RICHMOND, VIRGINIA – Costa Rican businessman Minor Vargas, who is facing federal fraud charges in the United States, says he is confident that he will be found not guilty, according to his son Rolando Vargas, who recently spoke to his father where he is being held at Northern Neck prison, outside of Richmond, Virginia.

“Each time I see [my dad] he is stronger and more confident that this whole thing will be cleared up,” Rolando Vargas said.

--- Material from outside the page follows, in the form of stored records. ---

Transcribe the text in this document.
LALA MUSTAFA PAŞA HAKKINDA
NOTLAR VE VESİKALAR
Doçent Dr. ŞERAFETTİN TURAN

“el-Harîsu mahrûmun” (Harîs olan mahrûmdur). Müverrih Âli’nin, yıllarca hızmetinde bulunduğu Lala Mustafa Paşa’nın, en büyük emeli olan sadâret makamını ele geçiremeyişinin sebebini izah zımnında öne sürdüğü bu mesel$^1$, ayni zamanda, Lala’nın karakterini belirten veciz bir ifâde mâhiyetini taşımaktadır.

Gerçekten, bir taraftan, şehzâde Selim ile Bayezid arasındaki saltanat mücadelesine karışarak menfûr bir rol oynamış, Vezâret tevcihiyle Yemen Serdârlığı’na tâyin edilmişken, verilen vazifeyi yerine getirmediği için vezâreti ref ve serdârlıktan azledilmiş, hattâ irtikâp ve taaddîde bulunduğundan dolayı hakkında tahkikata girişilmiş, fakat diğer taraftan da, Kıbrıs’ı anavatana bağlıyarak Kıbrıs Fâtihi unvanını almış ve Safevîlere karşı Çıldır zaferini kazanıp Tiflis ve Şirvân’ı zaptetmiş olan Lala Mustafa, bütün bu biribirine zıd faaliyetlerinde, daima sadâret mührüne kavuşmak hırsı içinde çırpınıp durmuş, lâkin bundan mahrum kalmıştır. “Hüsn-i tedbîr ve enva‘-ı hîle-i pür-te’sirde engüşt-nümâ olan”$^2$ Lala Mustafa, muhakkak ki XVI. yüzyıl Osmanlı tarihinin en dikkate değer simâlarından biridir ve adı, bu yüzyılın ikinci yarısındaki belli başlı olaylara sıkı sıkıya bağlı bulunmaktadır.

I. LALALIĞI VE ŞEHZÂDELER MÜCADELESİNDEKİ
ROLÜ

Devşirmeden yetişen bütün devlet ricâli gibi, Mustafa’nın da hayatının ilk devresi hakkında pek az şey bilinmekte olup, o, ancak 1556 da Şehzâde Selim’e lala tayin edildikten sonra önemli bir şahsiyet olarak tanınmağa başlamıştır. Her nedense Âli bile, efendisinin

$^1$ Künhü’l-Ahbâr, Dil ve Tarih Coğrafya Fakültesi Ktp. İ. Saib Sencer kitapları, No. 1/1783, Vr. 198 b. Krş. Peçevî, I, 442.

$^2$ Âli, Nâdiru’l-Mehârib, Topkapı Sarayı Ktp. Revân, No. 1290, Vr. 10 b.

U.S. federal agents arrested Minor Vargas, president and CEO of Costa Rican-based Provident Capital Indemnity (PCI), on Jan. 19, along with auditor Jorge Luis Castillo, in an alleged $670 million insurance industry scam. The two were arraigned on seven counts each of conspiracy, wire fraud and mail fraud charges. Both men plead not guilty and requested a jury trial (TT, Feb. 9).

During his fourth visit with his father since he was arrested, Rolando Vargas said his father requested he tell other members of his family that, “I love them very much.”

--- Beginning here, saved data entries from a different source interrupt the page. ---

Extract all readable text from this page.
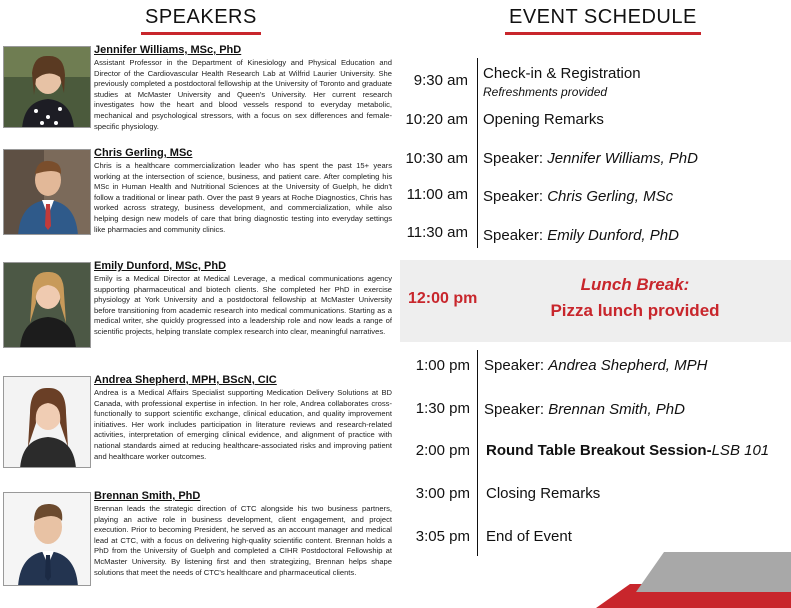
SPEAKERS	EVENT SCHEDULE
Jennifer Williams, MSc, PhD
Assistant Professor in the Department of Kinesiology and Physical Education and Director of the Cardiovascular Health Research Lab at Wilfrid Laurier University. She previously completed a postdoctoral fellowship at the University of Toronto and graduate studies at McMaster University and Queen's University. Her current research investigates how the heart and blood vessels respond to everyday metabolic, mechanical and psychological stressors, with a focus on sex differences and female-specific physiology.
Chris Gerling, MSc
Chris is a healthcare commercialization leader who has spent the past 15+ years working at the intersection of science, business, and patient care. After completing his MSc in Human Health and Nutritional Sciences at the University of Guelph, he didn't follow a traditional or linear path. Over the past 9 years at Roche Diagnostics, Chris has worked across strategy, business development, and commercialization, while also helping design new models of care that bring diagnostic testing into everyday settings like pharmacies and community clinics.
Emily Dunford, MSc, PhD
Emily is a Medical Director at Medical Leverage, a medical communications agency supporting pharmaceutical and biotech clients. She completed her PhD in exercise physiology at York University and a postdoctoral fellowship at McMaster University before transitioning from academic research into medical communications. Starting as a medical writer, she quickly progressed into a leadership role and now leads a range of scientific projects, helping translate complex research into clear, meaningful narratives.
Andrea Shepherd, MPH, BScN, CIC
Andrea is a Medical Affairs Specialist supporting Medication Delivery Solutions at BD Canada, with professional expertise in infection. In her role, Andrea collaborates cross-functionally to support scientific exchange, clinical education, and quality improvement initiatives. Her work includes participation in literature reviews and research-related activities, interpretation of emerging clinical evidence, and alignment of practice with national standards aimed at reducing healthcare-associated risks and improving patient and healthcare worker outcomes.
Brennan Smith, PhD
Brennan leads the strategic direction of CTC alongside his two business partners, playing an active role in business development, client engagement, and project execution. Prior to becoming President, he served as an account manager and medical lead at CTC, with a focus on delivering high-quality scientific content. Brennan holds a PhD from the University of Guelph and completed a CIHR Postdoctoral Fellowship at McMaster University. By listening first and then strategizing, Brennan helps shape solutions that meet the needs of CTC's healthcare and pharmaceutical clients.
9:30 am Check-in & Registration
Refreshments provided
10:20 am Opening Remarks
10:30 am Speaker: Jennifer Williams, PhD
11:00 am Speaker: Chris Gerling, MSc
11:30 am Speaker: Emily Dunford, PhD
12:00 pm
Lunch Break:
Pizza lunch provided
1:00 pm Speaker: Andrea Shepherd, MPH
1:30 pm Speaker: Brennan Smith, PhD
2:00 pm Round Table Breakout Session-LSB 101
3:00 pm Closing Remarks
3:05 pm End of Event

If convicted the two men could face 20-year prison sentences.

According to U.S. public defender Jeffrey Everhart, the presiding judge declared it a “complex” case, meaning a trial date would likely be pushed back from April 12 to sometime in August. Everhart requested more time to review the many documents entered into evidence in the case.

A plea bargain would mean the two men could still face a 20-year sentence, but Everhart said it is likely that a guilty plea would result in a reduced sentence.

Castillo, who was born in Costa Rica but is a nationalized U.S. citizen, has been living with his wife and children for the past 20 years in a New Jersey suburb. His family insists that he is innocent. His wife, Zaida Soto, described him as a “very humble and hard-working father that always supported his family.”

Soto said her husband, like other immigrants in the U.S., took the jobs he could get, working in restaurants while he studied English. He learned accounting and became a public accountant, she said.

“He always wanted to better himself so that he could provide more for us,” said Soto, who was fighting back tears as she spoke with The Tico Times outside the Virginia courthouse where the two men were arraigned.

While Castillo could face a 20-year prison sentence, because he was an outside auditor he will likely face a lesser sentence of 12 years, and if convicted could be released in as few as five years with good behavior, according to a legal analyst consulted about the case. 

Since his arrest, Minor Vargas’ family has been reclusive. Castillo’s family, however,  has repeatedly expressed their anguish over the case. They also have harsh words for members of the Costa Rican press, who they say have, “treated us very badly by publishing stories that aren’t true,” said Castillo’s cousin Luis Lora.

“[The press] has crucified [Vargas and Castillo] without even giving them a chance to go to trial,” Lora said.

Lora said he believes Castillo was an unknowing participant in the scheme. Both men are charged in the same civil and criminal cases, and are facing the same charges. But they have different lawyers to prevent “conflicts of interests,” said the legal expert, who asked to remain anonymous.

In January, the U.S. Securities and Exchange Commission filed a civil suit seeking emergency relief “to halt a massive and ongoing fraud” by PCI, a Costa Rica-based company that offered financial guarantee bonds on life settlements and claims, according to the SEC lawsuit.

PCI allegedly promised to pay death benefits if a policyholder lived beyond an estimated life expectancy. The company had offered the policies in the U.S. and abroad since the mid-2000s.

The SEC claims that Vargas and Castillo “misrepresented PCI’s ability to satisfy its obligations under those bonds by making material misrepresentations about whether PCI’s financial statements had been audited, the assets that backed PCI’s bonds, PCI’s credit rating and the availability of reinsurance to cover claims on PCI’s bonds.”

Because both men are considered flight risks, a judge will likely deny them bond and conditional release.

Meanwhile, the accused and their families await the next step in the case – a new hearing to set a trial date.